The ability to move around Chase on such short notice with the Higgins' injury, Callahan feels, is a direct benefit of everyone being in the same system for an extended time.

"They are all routes he has run. He just didn't practice them in the spot that he might have run them in the game," Callahan said. "They're not new routes for him over the course of the system, he's run all of them. He knows what they are. He's caught them in games. But it's just more where he lined up and what part of the concept he was involved in."

During the offseason, the Bengals said they were going to move around Chase so he could avoid the junk defenses. The plan seemed to come out a bit more suddenly than anticipated with Higgins shelved.

"Sooner is probably the wrong word. It's probably he had to take on more than he would normally take on in the game plan," Callahan said. "That's a mental thing than it is anything else. We got to get called right so he knows where …As far as his execution in the pass game, it was as good as you could ever ask for.
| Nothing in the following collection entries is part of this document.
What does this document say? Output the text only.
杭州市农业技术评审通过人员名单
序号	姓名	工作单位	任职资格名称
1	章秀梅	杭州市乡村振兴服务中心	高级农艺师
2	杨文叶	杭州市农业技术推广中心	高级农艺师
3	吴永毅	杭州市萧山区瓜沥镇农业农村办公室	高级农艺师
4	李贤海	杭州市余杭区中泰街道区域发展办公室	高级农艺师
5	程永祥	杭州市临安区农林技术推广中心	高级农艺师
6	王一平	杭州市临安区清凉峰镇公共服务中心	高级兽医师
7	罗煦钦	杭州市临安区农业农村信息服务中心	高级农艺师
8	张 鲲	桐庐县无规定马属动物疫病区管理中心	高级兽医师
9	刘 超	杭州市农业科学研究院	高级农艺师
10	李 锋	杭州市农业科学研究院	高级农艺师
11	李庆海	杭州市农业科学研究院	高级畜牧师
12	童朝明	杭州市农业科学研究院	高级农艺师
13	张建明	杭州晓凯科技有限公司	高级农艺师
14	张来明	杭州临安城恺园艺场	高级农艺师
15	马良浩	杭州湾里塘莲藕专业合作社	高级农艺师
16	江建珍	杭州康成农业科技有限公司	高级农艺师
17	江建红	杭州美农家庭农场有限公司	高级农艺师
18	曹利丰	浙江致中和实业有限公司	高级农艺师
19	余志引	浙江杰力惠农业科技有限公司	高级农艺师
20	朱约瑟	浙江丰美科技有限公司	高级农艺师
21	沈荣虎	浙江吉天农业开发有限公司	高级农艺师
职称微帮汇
"We try to at least give them a chance to have reps on things. But he was playing in the slot, he was playing No. 3, No. 2, he's playing out wide, running all kinds of different routes on 95 or whatever plays, really never came off the field. That kind of effort, I don't think there's a precedent for that."

The mutual respect is running both ways. At 6-2, 195 pounds, Diggs, is typical of the long, lean cornerback. But atypical with his receiver ball skills.

"He's an athlete," Chase said. "He's got great ball skills in the air and he's super fast. He's not too technique sound, though. He's a little hit or miss. He's either all the way on or he's not all the way on. But he's definitely a great athlete.

"He's all around, so you've got to really just watch for everything. Technique, hands you've got to be all around fundamentally to be ready for what he's got going on."

But Chase is thinking more about playing in AT&T Stadium than going against Diggs. Thanks to his dad, he grew up a Cowboys fan.

"I mean, it's a big matchup, but you know what's coming," Chase said. "Me and him and both. I'm not going to do too much talking on that."

He thought the photo of him and Fitzpatrick was "pretty cool," but he didn't want to talk about it. It sounds like he's trying to send a message. He's not going to fade away in double coverage.

"That's just me being myself. Showing my personality a little bit. I did that on purpose. I didn't care about the flag. I did it on purpose," Chase said.

But the tape sent a bigger message than flags and photos ever could.

"I can't say enough positive things and how impressive that feat was," Callahan said. "He'll not get the recognition he deserves for that. But my God, it was impressive."